Wu, D.:
Verifiable Design of a Satellite-based Train Control System with Petri Nets.
Dissertation, Technische Universität Braunschweig, Juli 2014.
Nowadays model-based techniques are widely used in system design and development, especially for safety-critical systems such as train control systems. Given a design model, executable codes could be generated automatically from the model following certain transformation rules. A high-quality model of a system provides a good understanding, a favourable structure, a reasonable scale and abstraction level as well as realistic behaviours with respect to the concurrent operation of independent subsystems. Motivated by this principle, a first Coloured Petri Net (CPN) model of a satellite-based train control system (SatZB) with the capability of continuous simulation is developed employing the BASYSNET method which adopts Petri nets as the means of description during the whole development process. After establishing the system model, the verification tasks are identified based on the hazard analysis of the train control system.
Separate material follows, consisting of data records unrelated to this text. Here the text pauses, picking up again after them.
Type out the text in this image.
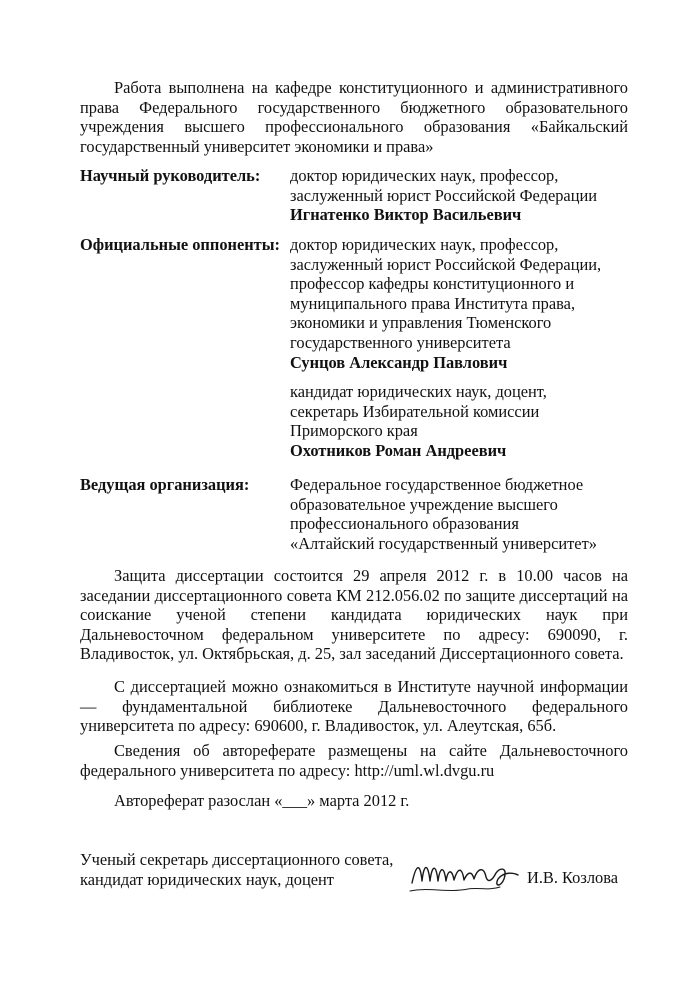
Работа выполнена на кафедре конституционного и административного права Федерального государственного бюджетного образовательного учреждения высшего профессионального образования «Байкальский государственный университет экономики и права»

Научный руководитель: доктор юридических наук, профессор,
заслуженный юрист Российской Федерации
Игнатенко Виктор Васильевич
Официальные оппоненты: доктор юридических наук, профессор,
заслуженный юрист Российской Федерации,
профессор кафедры конституционного и
муниципального права Института права,
экономики и управления Тюменского
государственного университета
Сунцов Александр Павлович
кандидат юридических наук, доцент,
секретарь Избирательной комиссии
Приморского края
Охотников Роман Андреевич
Ведущая организация: Федеральное государственное бюджетное
образовательное учреждение высшего
профессионального образования
«Алтайский государственный университет»

Защита диссертации состоится 29 апреля 2012 г. в 10.00 часов на заседании диссертационного совета КМ 212.056.02 по защите диссертаций на соискание ученой степени кандидата юридических наук при Дальневосточном федеральном университете по адресу: 690090, г. Владивосток, ул. Октябрьская, д. 25, зал заседаний Диссертационного совета.

С диссертацией можно ознакомиться в Институте научной информации — фундаментальной библиотеке Дальневосточного федерального университета по адресу: 690600, г. Владивосток, ул. Алеутская, 65б.

Сведения об автореферате размещены на сайте Дальневосточного федерального университета по адресу: http://uml.wl.dvgu.ru

Автореферат разослан «___» марта 2012 г.
Ученый секретарь диссертационного совета,
кандидат юридических наук, доцент	И.В. Козлова
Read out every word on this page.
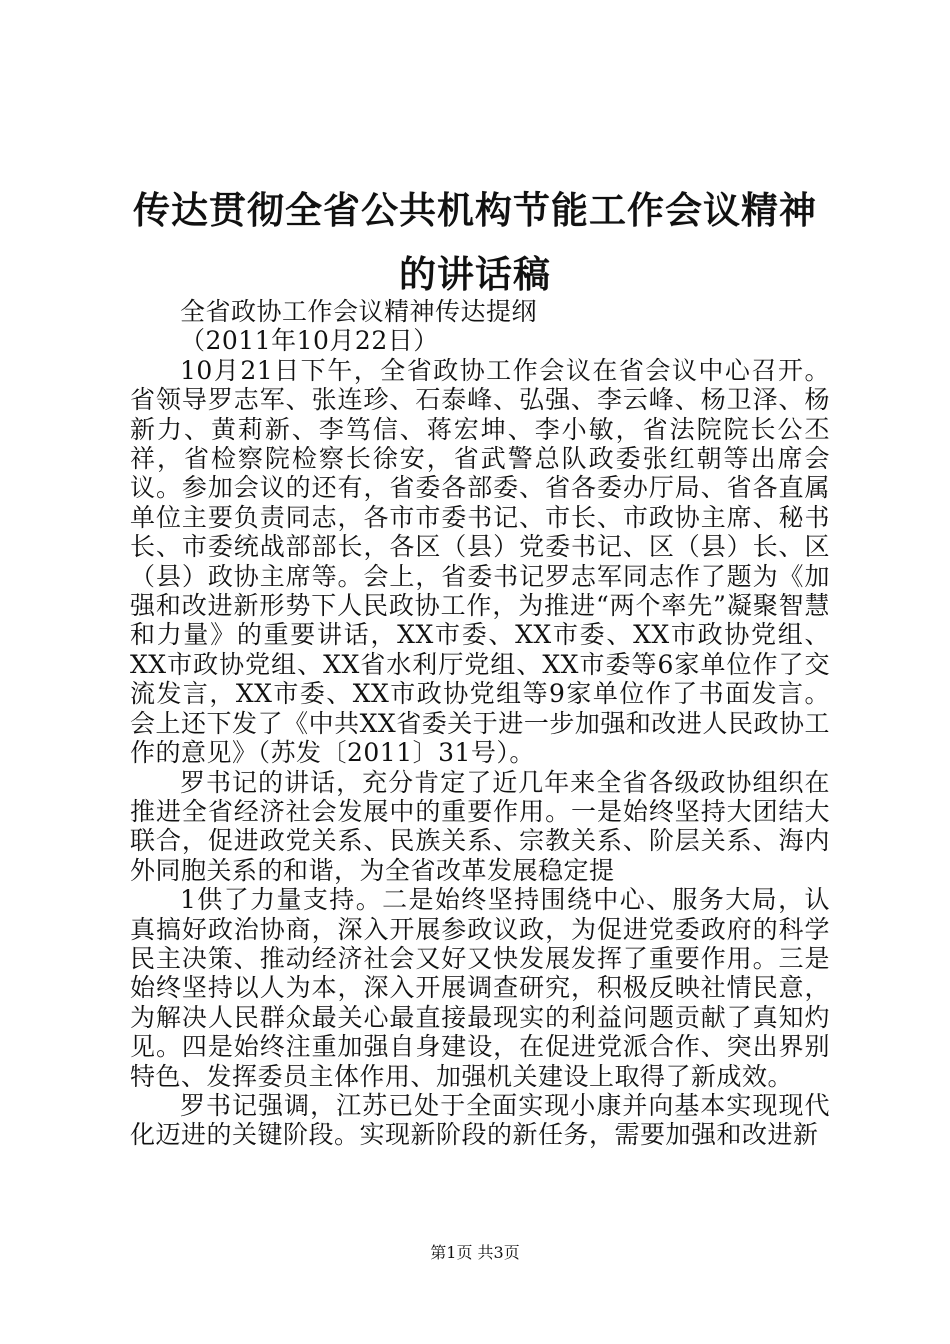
传达贯彻全省公共机构节能工作会议精神的讲话稿

全省政协工作会议精神传达提纲

（2011年10月22日）

10月21日下午，全省政协工作会议在省会议中心召开。省领导罗志军、张连珍、石泰峰、弘强、李云峰、杨卫泽、杨新力、黄莉新、李笃信、蒋宏坤、李小敏，省法院院长公丕祥，省检察院检察长徐安，省武警总队政委张红朝等出席会议。参加会议的还有，省委各部委、省各委办厅局、省各直属单位主要负责同志，各市市委书记、市长、市政协主席、秘书长、市委统战部部长，各区（县）党委书记、区（县）长、区（县）政协主席等。会上，省委书记罗志军同志作了题为《加强和改进新形势下人民政协工作，为推进“两个率先”凝聚智慧和力量》的重要讲话，XX市委、XX市委、XX市政协党组、XX市政协党组、XX省水利厅党组、XX市委等6家单位作了交流发言，XX市委、XX市政协党组等9家单位作了书面发言。会上还下发了《中共XX省委关于进一步加强和改进人民政协工作的意见》（苏发〔2011〕31号）。

罗书记的讲话，充分肯定了近几年来全省各级政协组织在推进全省经济社会发展中的重要作用。一是始终坚持大团结大联合，促进政党关系、民族关系、宗教关系、阶层关系、海内外同胞关系的和谐，为全省改革发展稳定提

1供了力量支持。二是始终坚持围绕中心、服务大局，认真搞好政治协商，深入开展参政议政，为促进党委政府的科学民主决策、推动经济社会又好又快发展发挥了重要作用。三是始终坚持以人为本，深入开展调查研究，积极反映社情民意，为解决人民群众最关心最直接最现实的利益问题贡献了真知灼见。四是始终注重加强自身建设，在促进党派合作、突出界别特色、发挥委员主体作用、加强机关建设上取得了新成效。

罗书记强调，江苏已处于全面实现小康并向基本实现现代化迈进的关键阶段。实现新阶段的新任务，需要加强和改进新

第1页 共3页
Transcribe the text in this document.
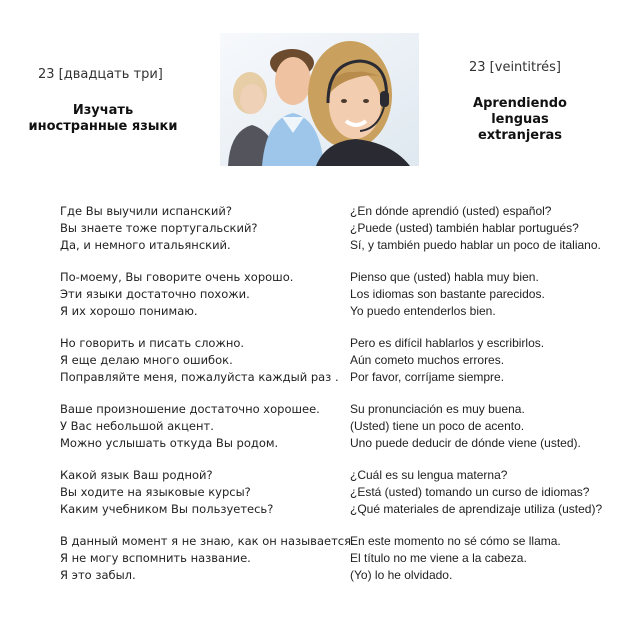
23 [двадцать три]
Изучать
иностранные языки
23 [veintitrés]
Aprendiendo
lenguas
extranjeras
Где Вы выучили испанский?
Вы знаете тоже португальский?
Да, и немного итальянский.
По-моему, Вы говорите очень хорошо.
Эти языки достаточно похожи.
Я их хорошо понимаю.
Но говорить и писать сложно.
Я еще делаю много ошибок.
Поправляйте меня, пожалуйста каждый раз .
Ваше произношение достаточно хорошее.
У Вас небольшой акцент.
Можно услышать откуда Вы родом.
Какой язык Ваш родной?
Вы ходите на языковые курсы?
Каким учебником Вы пользуетесь?
В данный момент я не знаю, как он называется.
Я не могу вспомнить название.
Я это забыл.
¿En dónde aprendió (usted) español?
¿Puede (usted) también hablar portugués?
Sí, y también puedo hablar un poco de italiano.
Pienso que (usted) habla muy bien.
Los idiomas son bastante parecidos.
Yo puedo entenderlos bien.
Pero es difícil hablarlos y escribirlos.
Aún cometo muchos errores.
Por favor, corríjame siempre.
Su pronunciación es muy buena.
(Usted) tiene un poco de acento.
Uno puede deducir de dónde viene (usted).
¿Cuál es su lengua materna?
¿Está (usted) tomando un curso de idiomas?
¿Qué materiales de aprendizaje utiliza (usted)?
En este momento no sé cómo se llama.
El título no me viene a la cabeza.
(Yo) lo he olvidado.
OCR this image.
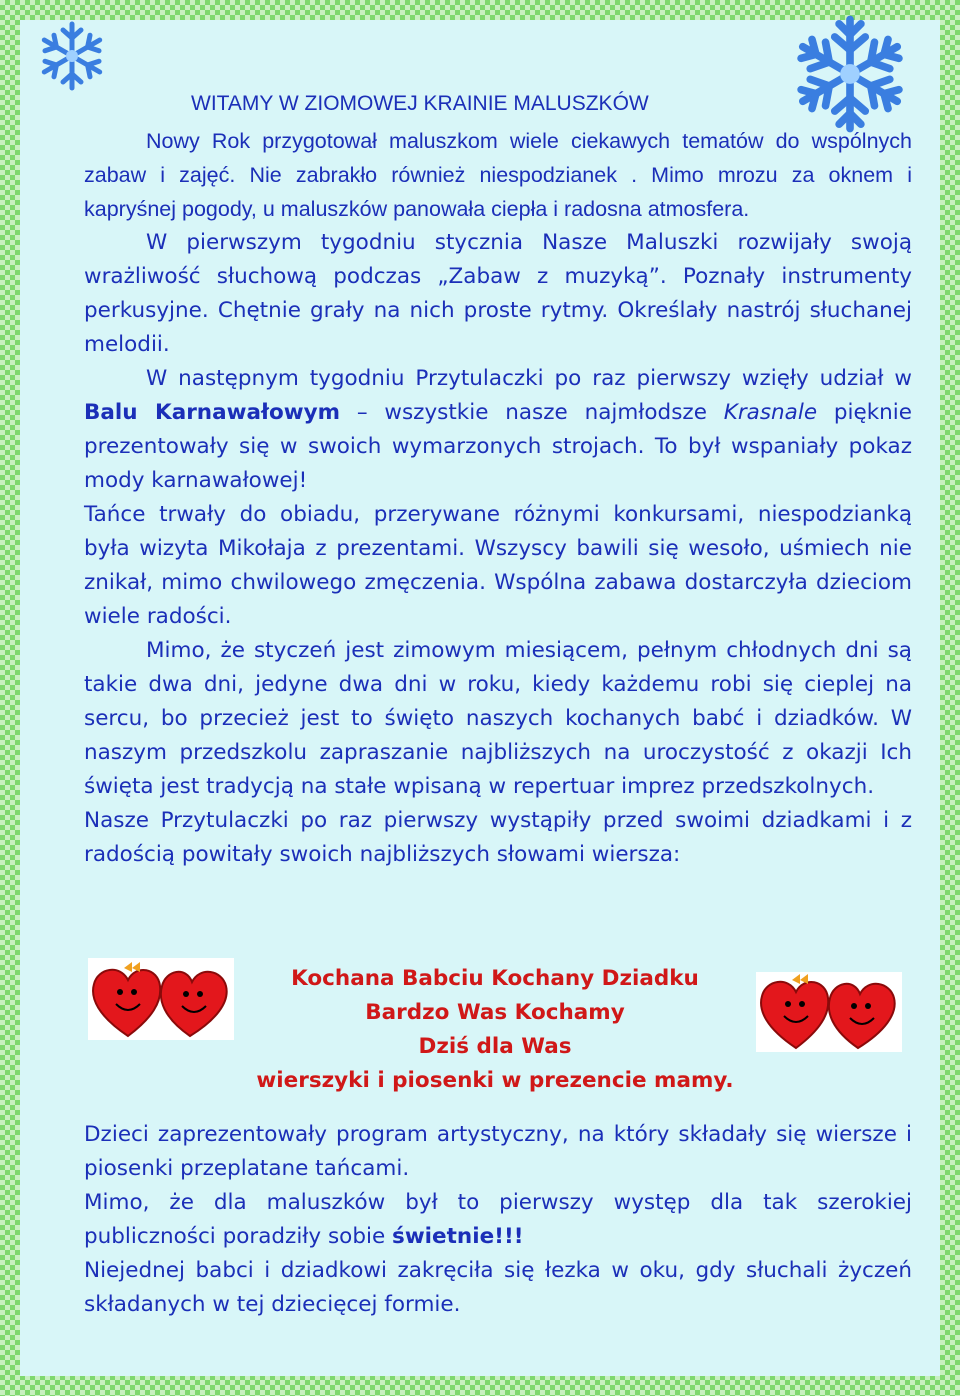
WITAMY W ZIOMOWEJ KRAINIE MALUSZKÓW

Nowy Rok przygotował maluszkom wiele ciekawych tematów do wspólnych zabaw i zajęć. Nie zabrakło również niespodzianek . Mimo mrozu za oknem i kapryśnej pogody, u maluszków panowała ciepła i radosna atmosfera.

W pierwszym tygodniu stycznia Nasze Maluszki rozwijały swoją wrażliwość słuchową podczas „Zabaw z muzyką”. Poznały instrumenty perkusyjne. Chętnie grały na nich proste rytmy. Określały nastrój słuchanej melodii.

W następnym tygodniu Przytulaczki po raz pierwszy wzięły udział w Balu Karnawałowym – wszystkie nasze najmłodsze Krasnale pięknie prezentowały się w swoich wymarzonych strojach. To był wspaniały pokaz mody karnawałowej!

Tańce trwały do obiadu, przerywane różnymi konkursami, niespodzianką była wizyta Mikołaja z prezentami. Wszyscy bawili się wesoło, uśmiech nie znikał, mimo chwilowego zmęczenia. Wspólna zabawa dostarczyła dzieciom wiele radości.

Mimo, że styczeń jest zimowym miesiącem, pełnym chłodnych dni są takie dwa dni, jedyne dwa dni w roku, kiedy każdemu robi się cieplej na sercu, bo przecież jest to święto naszych kochanych babć i dziadków. W naszym przedszkolu zapraszanie najbliższych na uroczystość z okazji Ich święta jest tradycją na stałe wpisaną w repertuar imprez przedszkolnych.

Nasze Przytulaczki po raz pierwszy wystąpiły przed swoimi dziadkami i z radością powitały swoich najbliższych słowami wiersza:

Kochana Babciu Kochany Dziadku
Bardzo Was Kochamy
Dziś dla Was
wierszyki i piosenki w prezencie mamy.

Dzieci zaprezentowały program artystyczny, na który składały się wiersze i piosenki przeplatane tańcami.

Mimo, że dla maluszków był to pierwszy występ dla tak szerokiej publiczności poradziły sobie świetnie!!!

Niejednej babci i dziadkowi zakręciła się łezka w oku, gdy słuchali życzeń składanych w tej dziecięcej formie.
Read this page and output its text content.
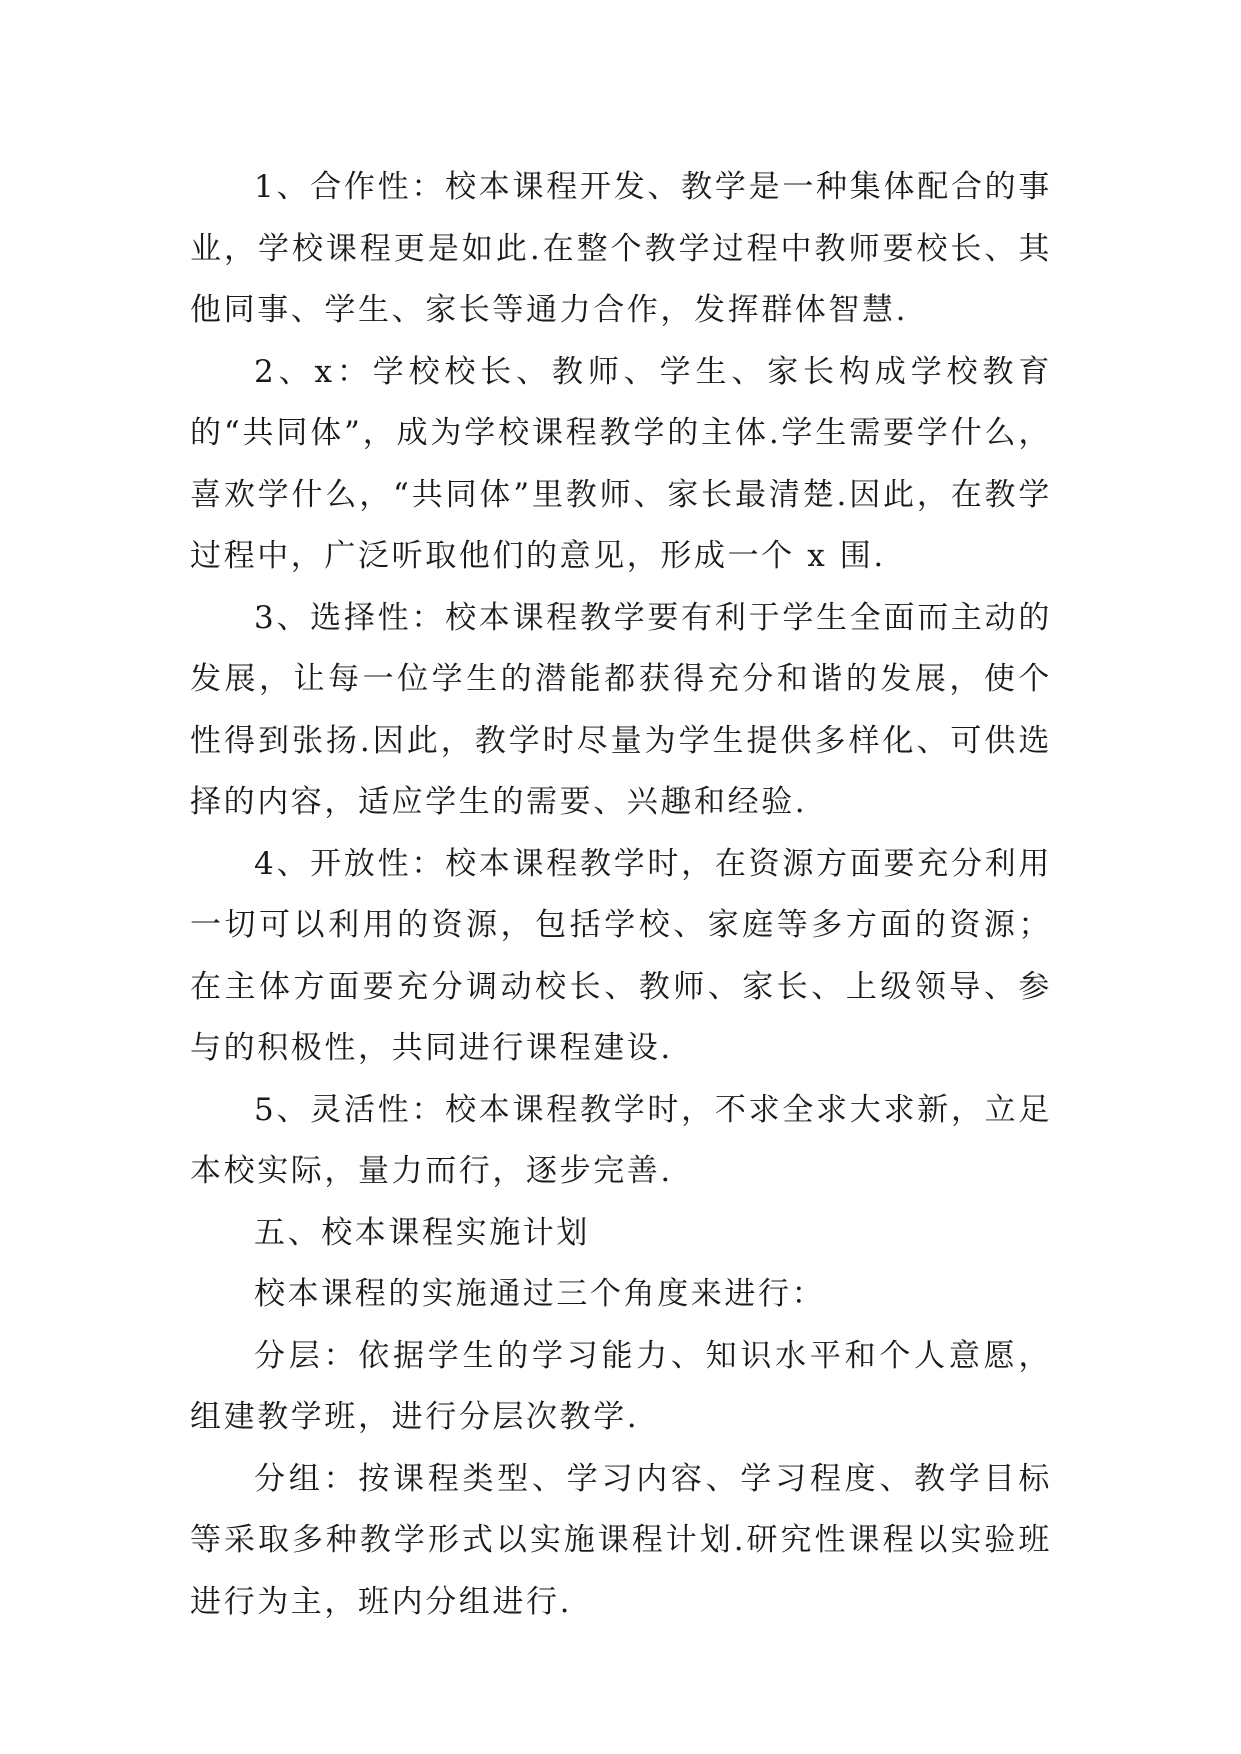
1、合作性：校本课程开发、教学是一种集体配合的事业，学校课程更是如此.在整个教学过程中教师要校长、其他同事、学生、家长等通力合作，发挥群体智慧.

2、x：学校校长、教师、学生、家长构成学校教育的“共同体”，成为学校课程教学的主体.学生需要学什么，喜欢学什么，“共同体”里教师、家长最清楚.因此，在教学过程中，广泛听取他们的意见，形成一个 x 围.

3、选择性：校本课程教学要有利于学生全面而主动的发展，让每一位学生的潜能都获得充分和谐的发展，使个性得到张扬.因此，教学时尽量为学生提供多样化、可供选择的内容，适应学生的需要、兴趣和经验.

4、开放性：校本课程教学时，在资源方面要充分利用一切可以利用的资源，包括学校、家庭等多方面的资源；在主体方面要充分调动校长、教师、家长、上级领导、参与的积极性，共同进行课程建设.

5、灵活性：校本课程教学时，不求全求大求新，立足本校实际，量力而行，逐步完善.

五、校本课程实施计划

校本课程的实施通过三个角度来进行：

分层：依据学生的学习能力、知识水平和个人意愿，组建教学班，进行分层次教学.

分组：按课程类型、学习内容、学习程度、教学目标等采取多种教学形式以实施课程计划.研究性课程以实验班进行为主，班内分组进行.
To verify the identified tasks for quality assurance, verification by means of simulation, formal analysis and testing is carried out considering the four representing system properties: function, state, structure and behaviour. For structural analysis, the concept of open nets is proposed to check the reproducibility of empty markings of scenario nets, the existence of dead transitions in the scenario nets, and the terminating states of the scenario nets. The system behaviour, in which states are involved, is investigated by reachability analysis. Unlike the conventional method of reachability analysis by calculating the state space of the Petri net, techniques based on Petri net unfoldings are introduced in this thesis. As to the functional verification, two model-based test generation techniques, i.e., CPN-based and SPENAT (Safe Place Transition Nets with Attributes)-based techniques, are presented. In this thesis, the proposed methods are exemplified by the application to the on-board module of SatZB model. According to the verification results, no errors were found in the module. Therefore, the confidence in the quality of the on-board module has been significantly increased.